The power set of {0, 1} is

{{}, {0}, {1}, {0, 1}}.

The power set of the power set of {0, 1} is

{{}, {{}}, {{0}}, {{1}}, {{0, 1}}, {{}, {0}}, {{}, {1}}, {{}, {0, 1}}, {{0}, {1}}, {{0}, {0, 1}}, {{1}, {0, 1}}, {{}, {0}, {1}}, {{}, {0}, {0, 1}}, {{}, {1}, {0, 1}}, {{0}, {1}, {0, 1}}, {{}, {0}, {1}, {0, 1}}}.

Note that {0} is not a member of the power set of the power set of {0, 1}.

No member of the power set of the power set of {0, 1} is a set of numbers, it is a set of sets.

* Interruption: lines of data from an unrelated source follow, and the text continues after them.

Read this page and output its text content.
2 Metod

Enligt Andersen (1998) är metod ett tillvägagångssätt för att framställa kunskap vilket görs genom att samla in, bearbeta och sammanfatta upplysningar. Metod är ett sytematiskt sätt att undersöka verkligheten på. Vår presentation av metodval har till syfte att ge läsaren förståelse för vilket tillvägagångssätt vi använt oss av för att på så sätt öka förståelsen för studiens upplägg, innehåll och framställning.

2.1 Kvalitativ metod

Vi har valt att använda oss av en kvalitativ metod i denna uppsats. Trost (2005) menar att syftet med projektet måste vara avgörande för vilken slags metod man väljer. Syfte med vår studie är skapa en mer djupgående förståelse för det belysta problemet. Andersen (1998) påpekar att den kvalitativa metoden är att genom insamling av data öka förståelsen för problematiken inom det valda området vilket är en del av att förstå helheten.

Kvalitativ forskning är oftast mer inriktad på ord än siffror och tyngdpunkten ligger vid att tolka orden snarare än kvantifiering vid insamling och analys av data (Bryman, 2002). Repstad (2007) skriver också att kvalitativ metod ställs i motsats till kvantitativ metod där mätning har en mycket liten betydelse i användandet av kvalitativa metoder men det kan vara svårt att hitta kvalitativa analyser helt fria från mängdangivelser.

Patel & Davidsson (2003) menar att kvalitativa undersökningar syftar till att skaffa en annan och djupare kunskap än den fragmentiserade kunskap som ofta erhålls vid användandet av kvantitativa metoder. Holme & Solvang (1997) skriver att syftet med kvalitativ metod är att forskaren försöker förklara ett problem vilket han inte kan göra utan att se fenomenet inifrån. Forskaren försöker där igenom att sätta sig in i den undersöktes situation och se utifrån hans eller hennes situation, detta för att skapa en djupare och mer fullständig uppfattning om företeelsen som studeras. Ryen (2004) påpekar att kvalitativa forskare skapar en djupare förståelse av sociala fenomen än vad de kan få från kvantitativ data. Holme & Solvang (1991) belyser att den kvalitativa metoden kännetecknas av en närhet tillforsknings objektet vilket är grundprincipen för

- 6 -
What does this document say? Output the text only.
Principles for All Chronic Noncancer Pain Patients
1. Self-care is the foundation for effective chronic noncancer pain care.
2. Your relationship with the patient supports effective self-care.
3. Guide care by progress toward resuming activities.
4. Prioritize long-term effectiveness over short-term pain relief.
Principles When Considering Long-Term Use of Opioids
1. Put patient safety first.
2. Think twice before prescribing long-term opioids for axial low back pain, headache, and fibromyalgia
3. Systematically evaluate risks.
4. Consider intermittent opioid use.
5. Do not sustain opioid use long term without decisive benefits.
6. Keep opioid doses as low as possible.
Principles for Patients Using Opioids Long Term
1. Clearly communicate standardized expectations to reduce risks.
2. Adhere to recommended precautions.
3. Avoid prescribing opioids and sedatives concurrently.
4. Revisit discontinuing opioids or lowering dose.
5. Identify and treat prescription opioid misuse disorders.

Every member of the power set of the power set of any set S is a set of sets.

Consider the power set of the power set of the power set of {0, 1}.

How many members does it have?

It would be very difficult to type a representation of this set character by character.

It would be much easier to write a program to display a representation of this set.

I just wrote that program and the output is 5,668,866 characters.

You write your version.

If we let 0 represent {} and 1 represent {{}},

then {0, 1} is the power set of the power set of {}.

Consider the power set of the power set of the power set of N.